Sembilan bulan sepuluh hari kemudian lahirlah seorang Puteri yang diberi nama
Nyi Mas Gilang Rukmini, ada pula yang menyebutnya Nyi Mas Ratu Dewi Kencana
Wungu Kuncung Biru. Kehadiran Sang Puteri disambut meriah dengan mengadakan
pesta tujuh hari tujuh malam sebagai ungkapan kegembiraan yang tidak terhingga.
Berbagai hadiah dan bingkisan berdatangan dari berbagai kerajaan termasuk dari
warga Kerajaan Kutatanggeuhan sendiri.
Semakin dewasa
Sang Puteri semakin menampakkan kecantikannya. Dan sebagai puteri tunggal, tak
heran bila kedua orang tuanya beserta warga kerajaannya sangat memanjakannya. Menginjak
usia ke-17, kecantikan Sang Puteri tidak ada duanya di seluruh tanah Pasundan.
Dalam perayaan hari ulang tahunnya yang ke-17, Puteri Gilang Rukmii
menginginkan agar tiap helai rambutnya dihiasi emas permata. Mendengar
keinginan Sang Puteri, seluruh warga dari berbagai pelosok negeri ingin
menyumbangkan sebagian hartanya agar keinginan Sang Puteri dapat terwujud.
Karena
kearifannya, maka Sang Prabu menyarankan agar harta-harta sumbangan tadi
disimpan dan dipergunakan untuk kepentingan umum. Untuk memenuhi keinginan Sang
Puteri, beliau hanya mempergunakan sebagian harta tersebut untuk dijadikan
sebuah perhiasan yang indah.
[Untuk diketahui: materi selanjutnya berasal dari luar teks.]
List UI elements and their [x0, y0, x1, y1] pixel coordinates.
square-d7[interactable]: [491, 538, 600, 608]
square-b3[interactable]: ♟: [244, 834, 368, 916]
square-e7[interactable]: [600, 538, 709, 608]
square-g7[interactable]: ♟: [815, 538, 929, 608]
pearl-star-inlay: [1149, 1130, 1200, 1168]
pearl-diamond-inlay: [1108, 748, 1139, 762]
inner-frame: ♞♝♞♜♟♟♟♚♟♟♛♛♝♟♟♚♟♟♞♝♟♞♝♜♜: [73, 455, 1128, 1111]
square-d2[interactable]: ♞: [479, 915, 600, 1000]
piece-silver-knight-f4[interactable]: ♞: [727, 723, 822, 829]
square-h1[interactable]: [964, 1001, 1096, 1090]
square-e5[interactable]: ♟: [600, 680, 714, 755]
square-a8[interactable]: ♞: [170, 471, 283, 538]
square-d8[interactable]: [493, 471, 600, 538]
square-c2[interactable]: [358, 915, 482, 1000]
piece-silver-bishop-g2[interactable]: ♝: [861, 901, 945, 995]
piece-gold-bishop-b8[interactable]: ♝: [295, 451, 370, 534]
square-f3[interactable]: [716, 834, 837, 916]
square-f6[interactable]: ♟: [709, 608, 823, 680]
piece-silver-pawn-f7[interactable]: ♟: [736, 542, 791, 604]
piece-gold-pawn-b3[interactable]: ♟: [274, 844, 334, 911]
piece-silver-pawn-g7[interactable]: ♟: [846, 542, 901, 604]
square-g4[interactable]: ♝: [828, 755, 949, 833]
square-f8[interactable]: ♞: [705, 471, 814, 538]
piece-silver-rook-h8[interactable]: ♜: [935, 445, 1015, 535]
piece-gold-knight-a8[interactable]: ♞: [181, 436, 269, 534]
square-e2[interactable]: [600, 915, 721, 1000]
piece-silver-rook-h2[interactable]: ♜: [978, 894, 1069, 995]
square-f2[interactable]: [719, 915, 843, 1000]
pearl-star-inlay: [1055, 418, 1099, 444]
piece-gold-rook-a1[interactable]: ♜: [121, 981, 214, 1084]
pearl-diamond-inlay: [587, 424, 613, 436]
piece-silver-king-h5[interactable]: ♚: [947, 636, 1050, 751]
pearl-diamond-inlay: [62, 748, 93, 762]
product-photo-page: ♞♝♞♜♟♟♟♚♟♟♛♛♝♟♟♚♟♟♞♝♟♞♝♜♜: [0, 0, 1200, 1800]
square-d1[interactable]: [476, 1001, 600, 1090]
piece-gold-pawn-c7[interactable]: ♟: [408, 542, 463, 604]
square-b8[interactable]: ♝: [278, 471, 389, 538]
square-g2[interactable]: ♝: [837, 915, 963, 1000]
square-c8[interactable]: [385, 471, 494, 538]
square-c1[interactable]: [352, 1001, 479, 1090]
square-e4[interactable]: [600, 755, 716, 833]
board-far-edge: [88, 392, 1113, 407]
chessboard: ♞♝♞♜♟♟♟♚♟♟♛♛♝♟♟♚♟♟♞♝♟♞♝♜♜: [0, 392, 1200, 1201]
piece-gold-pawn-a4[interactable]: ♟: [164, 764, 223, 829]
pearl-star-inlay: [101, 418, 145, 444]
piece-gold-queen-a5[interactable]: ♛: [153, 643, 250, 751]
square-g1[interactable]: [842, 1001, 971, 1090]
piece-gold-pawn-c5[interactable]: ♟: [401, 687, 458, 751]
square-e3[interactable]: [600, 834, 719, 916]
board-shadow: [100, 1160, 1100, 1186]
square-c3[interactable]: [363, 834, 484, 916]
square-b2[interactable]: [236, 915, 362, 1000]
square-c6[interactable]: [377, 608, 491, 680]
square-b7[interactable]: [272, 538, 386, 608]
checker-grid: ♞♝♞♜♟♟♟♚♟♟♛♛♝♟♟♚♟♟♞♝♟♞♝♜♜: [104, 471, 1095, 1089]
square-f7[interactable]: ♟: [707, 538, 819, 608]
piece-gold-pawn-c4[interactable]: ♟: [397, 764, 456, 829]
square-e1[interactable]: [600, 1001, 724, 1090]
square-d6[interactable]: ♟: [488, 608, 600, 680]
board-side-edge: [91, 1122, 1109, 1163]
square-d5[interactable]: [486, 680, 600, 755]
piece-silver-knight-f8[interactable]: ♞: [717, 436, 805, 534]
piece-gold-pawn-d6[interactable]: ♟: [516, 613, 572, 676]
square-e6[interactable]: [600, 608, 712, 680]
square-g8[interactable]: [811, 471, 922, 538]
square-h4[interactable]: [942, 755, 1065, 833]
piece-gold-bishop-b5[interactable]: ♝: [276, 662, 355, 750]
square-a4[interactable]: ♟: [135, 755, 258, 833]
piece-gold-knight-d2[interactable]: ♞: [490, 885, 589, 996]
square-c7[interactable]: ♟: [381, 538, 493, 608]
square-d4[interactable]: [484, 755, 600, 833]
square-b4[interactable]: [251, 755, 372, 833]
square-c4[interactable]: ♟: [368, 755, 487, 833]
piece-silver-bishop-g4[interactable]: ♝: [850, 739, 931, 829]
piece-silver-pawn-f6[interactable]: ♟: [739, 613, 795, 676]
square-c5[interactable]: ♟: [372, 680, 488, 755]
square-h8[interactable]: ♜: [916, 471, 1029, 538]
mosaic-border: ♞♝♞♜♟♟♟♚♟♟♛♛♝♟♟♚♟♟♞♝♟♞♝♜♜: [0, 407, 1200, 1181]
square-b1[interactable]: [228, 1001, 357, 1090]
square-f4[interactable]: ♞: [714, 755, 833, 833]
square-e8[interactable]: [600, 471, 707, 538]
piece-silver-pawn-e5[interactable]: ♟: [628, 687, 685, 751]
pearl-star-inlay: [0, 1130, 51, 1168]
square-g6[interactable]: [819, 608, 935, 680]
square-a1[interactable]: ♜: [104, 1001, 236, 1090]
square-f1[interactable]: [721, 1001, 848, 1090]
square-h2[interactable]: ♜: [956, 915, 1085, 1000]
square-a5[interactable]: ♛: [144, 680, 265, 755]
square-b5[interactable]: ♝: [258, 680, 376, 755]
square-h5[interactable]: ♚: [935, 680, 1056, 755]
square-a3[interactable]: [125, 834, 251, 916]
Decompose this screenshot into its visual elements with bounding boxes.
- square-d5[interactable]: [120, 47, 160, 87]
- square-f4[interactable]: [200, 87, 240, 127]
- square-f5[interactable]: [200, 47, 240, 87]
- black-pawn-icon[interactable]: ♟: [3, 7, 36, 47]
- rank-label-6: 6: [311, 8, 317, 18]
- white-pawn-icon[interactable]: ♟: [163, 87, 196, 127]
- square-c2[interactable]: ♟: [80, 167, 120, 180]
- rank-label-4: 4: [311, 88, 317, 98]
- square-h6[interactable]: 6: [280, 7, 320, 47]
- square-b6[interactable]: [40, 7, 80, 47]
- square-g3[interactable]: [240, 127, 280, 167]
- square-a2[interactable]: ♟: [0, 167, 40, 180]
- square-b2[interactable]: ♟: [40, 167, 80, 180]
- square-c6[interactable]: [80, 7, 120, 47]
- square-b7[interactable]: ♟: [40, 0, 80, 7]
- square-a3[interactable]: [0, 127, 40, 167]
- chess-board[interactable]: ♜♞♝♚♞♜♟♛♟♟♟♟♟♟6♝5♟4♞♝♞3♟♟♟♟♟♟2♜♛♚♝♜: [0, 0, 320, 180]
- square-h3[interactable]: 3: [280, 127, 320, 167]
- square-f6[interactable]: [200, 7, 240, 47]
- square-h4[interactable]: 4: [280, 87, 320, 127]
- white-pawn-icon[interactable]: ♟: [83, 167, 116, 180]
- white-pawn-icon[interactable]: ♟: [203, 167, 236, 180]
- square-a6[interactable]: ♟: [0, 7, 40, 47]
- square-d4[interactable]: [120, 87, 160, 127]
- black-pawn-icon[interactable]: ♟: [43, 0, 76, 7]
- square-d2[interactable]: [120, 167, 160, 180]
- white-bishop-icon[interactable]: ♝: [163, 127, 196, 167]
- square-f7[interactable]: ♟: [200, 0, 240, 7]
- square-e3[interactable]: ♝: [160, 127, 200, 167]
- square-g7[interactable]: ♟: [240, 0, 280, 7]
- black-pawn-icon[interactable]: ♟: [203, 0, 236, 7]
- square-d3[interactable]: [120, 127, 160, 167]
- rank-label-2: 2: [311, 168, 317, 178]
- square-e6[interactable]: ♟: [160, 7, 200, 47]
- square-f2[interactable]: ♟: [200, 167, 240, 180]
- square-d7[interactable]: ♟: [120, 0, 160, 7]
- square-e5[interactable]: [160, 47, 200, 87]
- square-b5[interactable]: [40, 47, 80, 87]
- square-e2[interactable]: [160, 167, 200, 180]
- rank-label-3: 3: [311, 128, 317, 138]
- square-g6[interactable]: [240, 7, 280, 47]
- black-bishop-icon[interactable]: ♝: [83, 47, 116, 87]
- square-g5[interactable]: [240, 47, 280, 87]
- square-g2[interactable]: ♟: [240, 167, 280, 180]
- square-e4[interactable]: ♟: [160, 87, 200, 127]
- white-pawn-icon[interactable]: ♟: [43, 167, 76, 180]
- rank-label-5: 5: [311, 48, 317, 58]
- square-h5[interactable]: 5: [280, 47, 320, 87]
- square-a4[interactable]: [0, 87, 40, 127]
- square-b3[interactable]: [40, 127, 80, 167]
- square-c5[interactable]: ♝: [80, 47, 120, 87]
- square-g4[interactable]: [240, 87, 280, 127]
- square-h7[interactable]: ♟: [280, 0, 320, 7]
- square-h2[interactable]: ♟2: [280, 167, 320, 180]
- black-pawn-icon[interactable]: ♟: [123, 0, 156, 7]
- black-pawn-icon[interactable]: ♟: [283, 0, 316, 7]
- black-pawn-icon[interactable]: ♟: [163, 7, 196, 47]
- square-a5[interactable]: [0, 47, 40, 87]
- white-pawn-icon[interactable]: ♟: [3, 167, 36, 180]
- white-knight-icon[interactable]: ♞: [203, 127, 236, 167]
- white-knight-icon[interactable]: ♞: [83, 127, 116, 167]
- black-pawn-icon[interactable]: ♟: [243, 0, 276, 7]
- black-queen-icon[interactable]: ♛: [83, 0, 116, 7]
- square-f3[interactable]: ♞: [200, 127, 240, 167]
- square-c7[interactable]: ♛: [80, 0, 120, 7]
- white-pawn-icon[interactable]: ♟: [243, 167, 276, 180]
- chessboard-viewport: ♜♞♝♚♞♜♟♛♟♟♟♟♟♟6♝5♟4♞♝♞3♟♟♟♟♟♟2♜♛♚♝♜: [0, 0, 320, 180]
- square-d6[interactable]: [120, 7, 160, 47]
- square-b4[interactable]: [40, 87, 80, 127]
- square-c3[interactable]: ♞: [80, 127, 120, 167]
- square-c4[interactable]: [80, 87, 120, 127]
Perhiasan tersebut dibuat oleh seorang Mpu yang
sangat ahli. Dengan kemampuannya Sang Mpu membuat sebuah kalung yang sangat
indah.
Ketika saatnya
tiba, datanglah berbondong-bondong warga kerajaan Kutatanggeuhan untuk
menyaksikan acara ulang tahun Sang Puteri. Pada acara itu Sang Prabu secara
langsung menyerahkan hadiah ulang tahun berupa kalung buatan Mpu kepada Puteri
diiringi sorak-sorai gembira warga.
Setelah kalung
diberikan, Sang Puteri bukannya menerima dengan senang hati, malah
melemparkannya hingga putus dan bercerai-berai. Menyaksikan peristiwa tersebut
semua hadirin membisu dan diam terpaku. Dalam kebisuan dan keheningan itu
terdengarlah tangisan Permaisuri dan seluruh warga kerajaan terutama kaum
isteri yang tak henti-henti. Mereka bertanya-tanya mengapa Puteri tidak mau
menerima hadiah tersebut?
Pada saat yang
bersamaan timbul suatu keajaiban, bumi bergoncang dan dari permukaan tanah
keluarlah air yang semakin lama semakin membesar sehingga membentuk sebuah
danau/telaga. Danau itu semakin lama semakin meluas sehingga menenggelamkan
Kerajaan Kutatanggeuhan beserta segala isinya. Dan dari dasar telaga
memancarkan cahaya berwarna-warni yang diduga berasal dari kalung yang telah
bercerai berai. Karena itulah, danau tersebut dinamakan Telaga Warna.